これほど何度もいい加減なことを書き連ねれば、いい加減なアカウントだと気が付くフォロワーもいて、そうした人たちは批判的なコメントを書き込んでいます。しかし、それは蛙の面に小便です。影響力に見合うだけの批判がなされない構造が、野放図なツイートを許しているのです。

朝日新聞を辞めた男の置き土産

そんな「Dr.ナイフ」(@knife900)を人気アカウントにしたのは、朝日新聞がウェブで展開していた『WEBRONZAウェブロンザ』です。

WEBRONZAウェブロンザ』は、朝日新聞の月刊論壇誌『論座』が2008年に休刊した後、2010年6月24日から、スタートした後継メディアです。そこに突然、「Dr.ナイフ」(@knife900)が連載を始めたのです。2020年7月26日のことでした。一回目の連載時の画像です。

(『WEBRONZAウェブロンザ』は2023年7月で終了してますので、画像はアーカイブです)

なぜ匿名のツイッタラーが天下の朝日新聞のweb媒体に連載を持つことになったのか。それは、編集者(当時)の飯島浩氏が直接口説いたからです。

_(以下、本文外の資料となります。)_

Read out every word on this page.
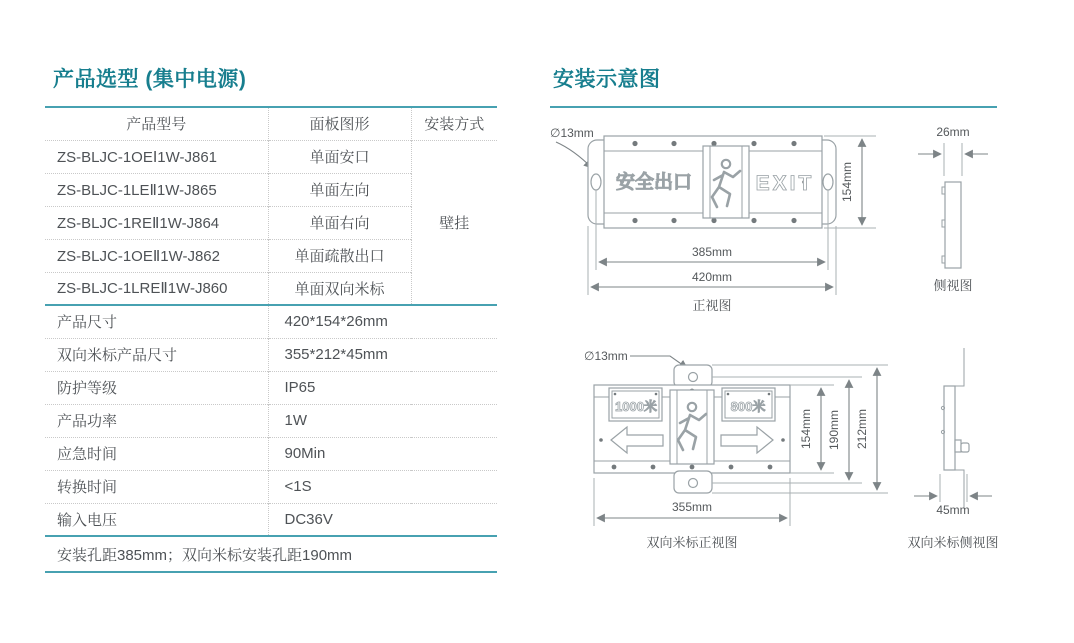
产品选型 (集中电源)
产品型号	面板图形	安装方式
ZS-BLJC-1OEⅠ1W-J861	单面安口	壁挂
ZS-BLJC-1LEⅡ1W-J865	单面左向	
ZS-BLJC-1REⅡ1W-J864	单面右向	
ZS-BLJC-1OEⅡ1W-J862	单面疏散出口	
ZS-BLJC-1LREⅡ1W-J860	单面双向米标	
产品尺寸	420*154*26mm	
双向米标产品尺寸	355*212*45mm	
防护等级	IP65	
产品功率	1W	
应急时间	90Min	
转换时间	<1S	
输入电压	DC36V	
安装孔距385mm；双向米标安装孔距190mm		
安装示意图
∅13mm
安全出口	EXIT 154mm
385mm
420mm
正视图
26mm
侧视图
∅13mm
1000米	800米
154mm 190mm 212mm
355mm
双向米标正视图
45mm
双向米标侧视图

飯島氏は、東日本大震災による福島第一原子力発電所事故のいわゆる「吉田調書」の大誤報問題の責任を取って閑職に追いやられていたのですが、2018年に『WEBRONZAウェブロンザ』の編集者となります。そこで、かねてフォローしていた「Dr.ナイフ」(@knife900)に連絡を取り、連載を依頼したのでした。飯島氏は、「Dr.ナイフ」(@knife900)

安倍政権に抗議するツイッターデモも主導し、ネット界で存在感を高めていた。彼が寄稿してくれれば必ずPVアップにつながる。

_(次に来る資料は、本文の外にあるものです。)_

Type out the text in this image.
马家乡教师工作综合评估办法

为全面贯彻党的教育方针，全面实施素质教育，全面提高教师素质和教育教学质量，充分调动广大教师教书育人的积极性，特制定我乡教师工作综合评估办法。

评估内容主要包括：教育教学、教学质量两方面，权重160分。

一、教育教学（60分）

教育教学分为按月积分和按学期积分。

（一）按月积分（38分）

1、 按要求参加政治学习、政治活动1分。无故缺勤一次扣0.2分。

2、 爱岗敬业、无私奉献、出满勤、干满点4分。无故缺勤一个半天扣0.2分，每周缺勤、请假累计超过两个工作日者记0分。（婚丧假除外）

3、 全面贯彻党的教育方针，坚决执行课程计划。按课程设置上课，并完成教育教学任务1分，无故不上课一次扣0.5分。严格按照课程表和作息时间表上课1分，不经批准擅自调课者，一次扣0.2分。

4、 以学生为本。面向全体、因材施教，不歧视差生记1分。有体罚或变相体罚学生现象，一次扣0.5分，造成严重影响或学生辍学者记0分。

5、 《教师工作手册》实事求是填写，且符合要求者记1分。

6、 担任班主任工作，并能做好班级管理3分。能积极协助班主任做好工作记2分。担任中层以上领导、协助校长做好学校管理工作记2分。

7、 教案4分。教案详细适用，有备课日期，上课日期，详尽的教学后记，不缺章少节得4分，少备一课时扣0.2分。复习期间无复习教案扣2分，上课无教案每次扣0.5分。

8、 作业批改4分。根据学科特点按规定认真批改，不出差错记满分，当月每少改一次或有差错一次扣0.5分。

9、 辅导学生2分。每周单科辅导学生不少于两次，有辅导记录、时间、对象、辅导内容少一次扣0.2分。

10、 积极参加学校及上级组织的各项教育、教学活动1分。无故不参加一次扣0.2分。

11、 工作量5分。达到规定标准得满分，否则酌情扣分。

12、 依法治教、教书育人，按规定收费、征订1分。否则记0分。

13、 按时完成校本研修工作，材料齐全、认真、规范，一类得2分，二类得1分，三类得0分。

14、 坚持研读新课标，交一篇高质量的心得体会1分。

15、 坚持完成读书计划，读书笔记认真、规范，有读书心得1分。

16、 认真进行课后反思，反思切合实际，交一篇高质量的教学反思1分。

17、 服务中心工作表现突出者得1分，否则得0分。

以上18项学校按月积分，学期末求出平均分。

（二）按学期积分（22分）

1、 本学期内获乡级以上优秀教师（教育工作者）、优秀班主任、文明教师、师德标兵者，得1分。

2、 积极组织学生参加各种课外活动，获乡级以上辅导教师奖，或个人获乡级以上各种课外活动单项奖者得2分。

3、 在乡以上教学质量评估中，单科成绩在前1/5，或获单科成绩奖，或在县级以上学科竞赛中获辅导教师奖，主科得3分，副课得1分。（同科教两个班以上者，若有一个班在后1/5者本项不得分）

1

またしても識者コメントを「掲載拒否」寄稿家を軽視する朝日新聞のゴーマン体質

と高く評価していたのでした。

しかし、これにはすぐに社内からクレームがつきます。当時の編集長に対して、上長から、

朝日新聞は実名執筆を原則にしてきた、匿名インフルエンサーに執筆させるとは何事か、読者が記事の信憑性に疑念を抱くのではないか

同上

という圧力がかかったのです。当時の編集長は、ウェブ上に、

ご寄稿いただく場合には、筆者がどういう方であるかについて、できる限り読者の皆さまにお示しするのが論座の基本です。今回は、読者へのご説明をはじめ、安心してお読みいただけるようにする努力が足りなかったことなど、編集部の対応に十分ではない点がありました。

同上

というお詫びを掲載せざるを得なくなり、連載4回目以降は「不定期」連載に切り替えたのです。連載は2021年10月を最後に打ち切られました。1年3か月の間に、計7回連載したことになります。

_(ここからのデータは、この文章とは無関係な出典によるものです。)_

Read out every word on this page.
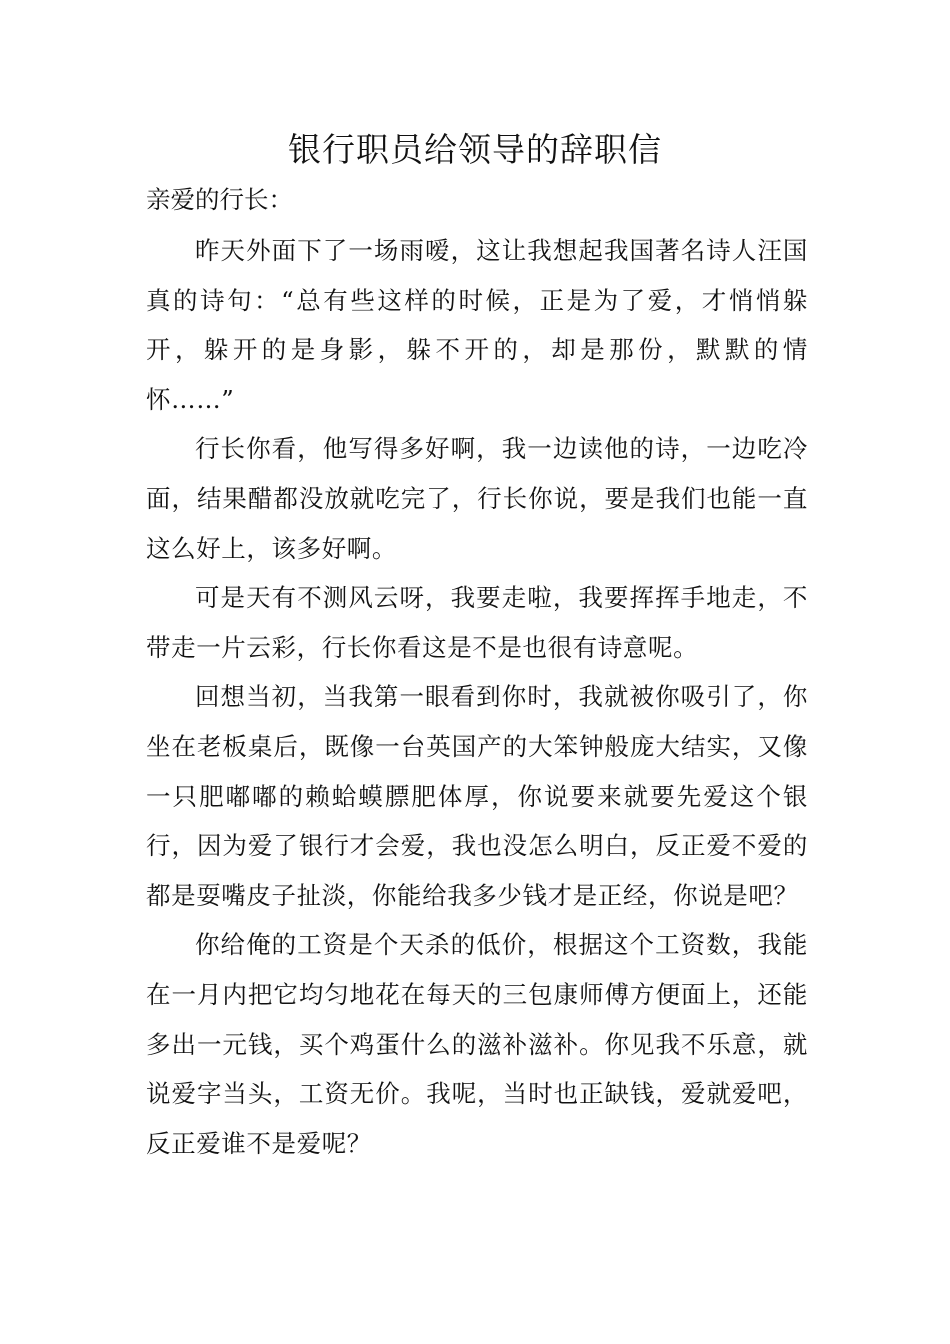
银行职员给领导的辞职信
亲爱的行长：

昨天外面下了一场雨嗳，这让我想起我国著名诗人汪国真的诗句：“总有些这样的时候，正是为了爱，才悄悄躲开，躲开的是身影，躲不开的，却是那份，默默的情怀……”

行长你看，他写得多好啊，我一边读他的诗，一边吃冷面，结果醋都没放就吃完了，行长你说，要是我们也能一直这么好上，该多好啊。

可是天有不测风云呀，我要走啦，我要挥挥手地走，不带走一片云彩，行长你看这是不是也很有诗意呢。

回想当初，当我第一眼看到你时，我就被你吸引了，你坐在老板桌后，既像一台英国产的大笨钟般庞大结实，又像一只肥嘟嘟的赖蛤蟆膘肥体厚，你说要来就要先爱这个银行，因为爱了银行才会爱，我也没怎么明白，反正爱不爱的都是耍嘴皮子扯淡，你能给我多少钱才是正经，你说是吧？

你给俺的工资是个天杀的低价，根据这个工资数，我能在一月内把它均匀地花在每天的三包康师傅方便面上，还能多出一元钱，买个鸡蛋什么的滋补滋补。你见我不乐意，就说爱字当头，工资无价。我呢，当时也正缺钱，爱就爱吧，反正爱谁不是爱呢？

飯島氏によると、編集長はその責任を取って、一部員に降格されます。さらにこれを見て飯島氏は、

そしてこの会社にはもう未来はないと確信した。

同上

と考えて、朝日新聞を辞めることになります。

余談ながら、上記の飯島氏の連載を読んだ感想としては、実際には社内にもう居場所がなくなったのだと思います。